2
$\begingroup$

The Markov property does not imply that the past and the future are independent given any information concerning the present. Find an example of a homogeneous Markov chain $\left\{X_n\right\}_{n\ge0}$ with state space $E=\left\{1,2,3,4,5,6\right\}$ such that

$P(X_2=6\mid X_1\in\{3,4\},X_0=2)\neq P(X_2=6\mid X_1\in\{3,4\})$.

I don't understand the phrasing of this question. How should I approach this?

Could this work? enter image description here

$P(X_2=6\mid X_1\in\{3,4\}) = 1$

But $P(X_2=6\mid X_1\in\{3,4\},X_0=2) =0$

3 Answers 3

1

Introduction: Natural language represented using Markov model

A very simple and practical example would be that of natural language.

Now first of all, natural language is just a terminology for any language you speak and have acquired or learned, such as English. When you communicate, you have a set of words {$W$} and a set of operations you can perform on these words. You then proceed further to arrange the words that you know in a certain order that produces meaningful elements of communication/semantics -- "sentences".

When you use words sentences, they are obviously not arbitrarily placed words, they have some order. In fact, sentence formation can be well modeled as a Markov chain model with order "$k$"$=1$ (reference).


Sentence formation and conditional probability

Now establish a relation between your possible states $[1, 6]$ and certain six words. It can be experimentally determined that $P(C | B) \geq P(C|A,B)$ where $A,B$ is an ordered occurrence of the words $A$ and $B$ in a sentence. This relation always holds in case of a natural language as $P (C | B)$ already includes all possible trigrams that can be formed as "$X B C$" where $X$ is a general word of the language. In computational linguistics, this is also termed as the transition probability.

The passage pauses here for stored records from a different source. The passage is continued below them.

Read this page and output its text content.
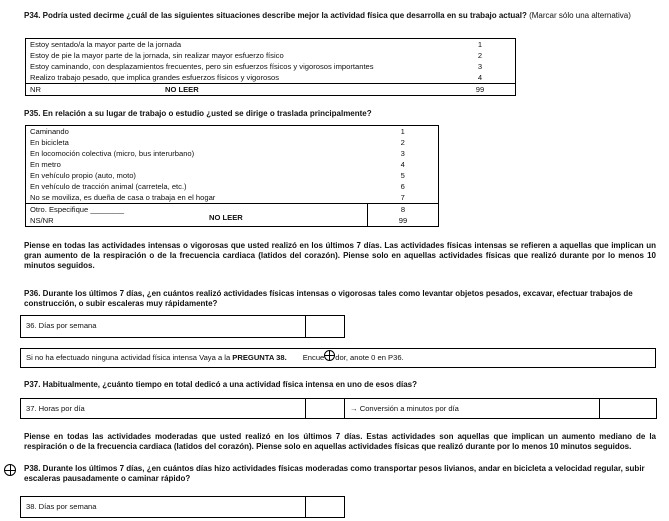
P34. Podría usted decirme ¿cuál de las siguientes situaciones describe mejor la actividad física que desarrolla en su trabajo actual? (Marcar sólo una alternativa)
Estoy sentado/a la mayor parte de la jornada	1
Estoy de pie la mayor parte de la jornada, sin realizar mayor esfuerzo físico	2
Estoy caminando, con desplazamientos frecuentes, pero sin esfuerzos físicos y vigorosos importantes	3
Realizo trabajo pesado, que implica grandes esfuerzos físicos y vigorosos	4
NR NO LEER	99
P35. En relación a su lugar de trabajo o estudio ¿usted se dirige o traslada principalmente?
Caminando	1
En bicicleta	2
En locomoción colectiva (micro, bus interurbano)	3
En metro	4
En vehículo propio (auto, moto)	5
En vehículo de tracción animal (carretela, etc.)	6
No se moviliza, es dueña de casa o trabaja en el hogar	7
Otro. Especifique ________	8
NS/NR	99
NO LEER
Piense en todas las actividades intensas o vigorosas que usted realizó en los últimos 7 días. Las actividades físicas intensas se refieren a aquellas que implican un gran aumento de la respiración o de la frecuencia cardiaca (latidos del corazón). Piense solo en aquellas actividades físicas que realizó durante por lo menos 10 minutos seguidos.
P36. Durante los últimos 7 días, ¿en cuántos realizó actividades físicas intensas o vigorosas tales como levantar objetos pesados, excavar, efectuar trabajos de construcción, o subir escaleras muy rápidamente?
36. Días por semana
Si no ha efectuado ninguna actividad física intensa Vaya a la PREGUNTA 38. Encue dor, anote 0 en P36.
P37. Habitualmente, ¿cuánto tiempo en total dedicó a una actividad física intensa en uno de esos días?
37. Horas por día	→ Conversión a minutos por día
Piense en todas las actividades moderadas que usted realizó en los últimos 7 días. Estas actividades son aquellas que implican un aumento mediano de la respiración o de la frecuencia cardiaca (latidos del corazón). Piense solo en aquellas actividades físicas que realizó durante por lo menos 10 minutos seguidos.
P38. Durante los últimos 7 días, ¿en cuántos días hizo actividades físicas moderadas como transportar pesos livianos, andar en bicicleta a velocidad regular, subir escaleras pausadamente o caminar rápido?
38. Días por semana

I'll give you an example of that as well:
Let let us, however, consider the backward probability $P(A|$"$A,B$"$)$ i.e., the probability that $A$ is the word processing $B$. Now let $A$ be "chocolate" and $B$ be "chip". Now there will exist a certain probability in the historical literature of the language for $P(A|$"$A,B$"$) = p_{k=1}$. However, let us now consider another word $C$, that represents "cookie". When you compute the new probability, $P(A|``A,B,C")=p_{k=2}$, then you find that $p_{k=2} \leq p_{k=1}$, because there are more words that you can say after saying "chocolate chip" other than simply "cookie". I have denoted it as "$\leq$" because theoretically it is possible that only one such meaningful triplet can be formed in a natural language, although that's rarely ever the case. You cohld simply replace is with a strict inequality relation for all practical purposes.


I think this provides a sufficient as well as intuitive example for the problem thay you have stated. Let me know if something from the answer is unclear.

1

Suppose that $X_0$ is equally likely to be in states $1$ and $2$, each with probability $\frac{1}{2}$.

Suppose that from state $3$, there is a $100\%$ chance of going to state $6$ in the next step.

Suppose that from state $4$, there is a $100\%$ chance of going to state $5$ in the next step.

Suppose that from state $1$, there is a $100\%$ chance of going to state $3$.

Suppose that from state $2$, there is a $100\%$ chance of going to state $4$.


Now, the LHS of your equation will evaluate to $0$, because given that you were in state $2$ at $X_0$, you must go to state $4$ in $X_1$ and therefore state $5$ in $X_2$, which means there's a $0\%$ chance of being in state $6$ at $X_2$.

The RHS of your equation will evaluate to $\frac{1}{2}$, because we are not conditioning on any value of $X_0$, so we use its initial probabilities: $0.5$ chance of $X_0=1$ and $0.5$ chance of $X_0=2$. This means that there's a $0.5$ chance of $X_3=6$ and $0.5$ chance of $X_3=5$.


It will probably help you to draw the directed graph representing the Markov chain's transition probabilities. For good practice, also try to write out the transition matrix (it will be a $6\times 6$ matrix).

  • 0
    I think your solution works. Do you think the example I provided in the problem description would work?2017-02-23
  • 0
    What example? edit: oh I see you added a picture, I'll look at it2017-02-23
1

The key point here is that the Markov property requires you to KNOW the value of at the previous time in order to be independent of prior history; just having some information about the previous time isn't enough to break dependence.

Try thinking of transition matrices in which the following conditions hold:

  1. You are very likely to reach state 3 and unlikely to reach state 4 from a randomly chosen starting position, but when you start specifically from state 2 it is reversed (very unlikely to reach state 3, very likely to reach state 4).

  2. The probability of transitioning to state 6 from state 3 is very different from the probability of transitioning to state 6 from state 4.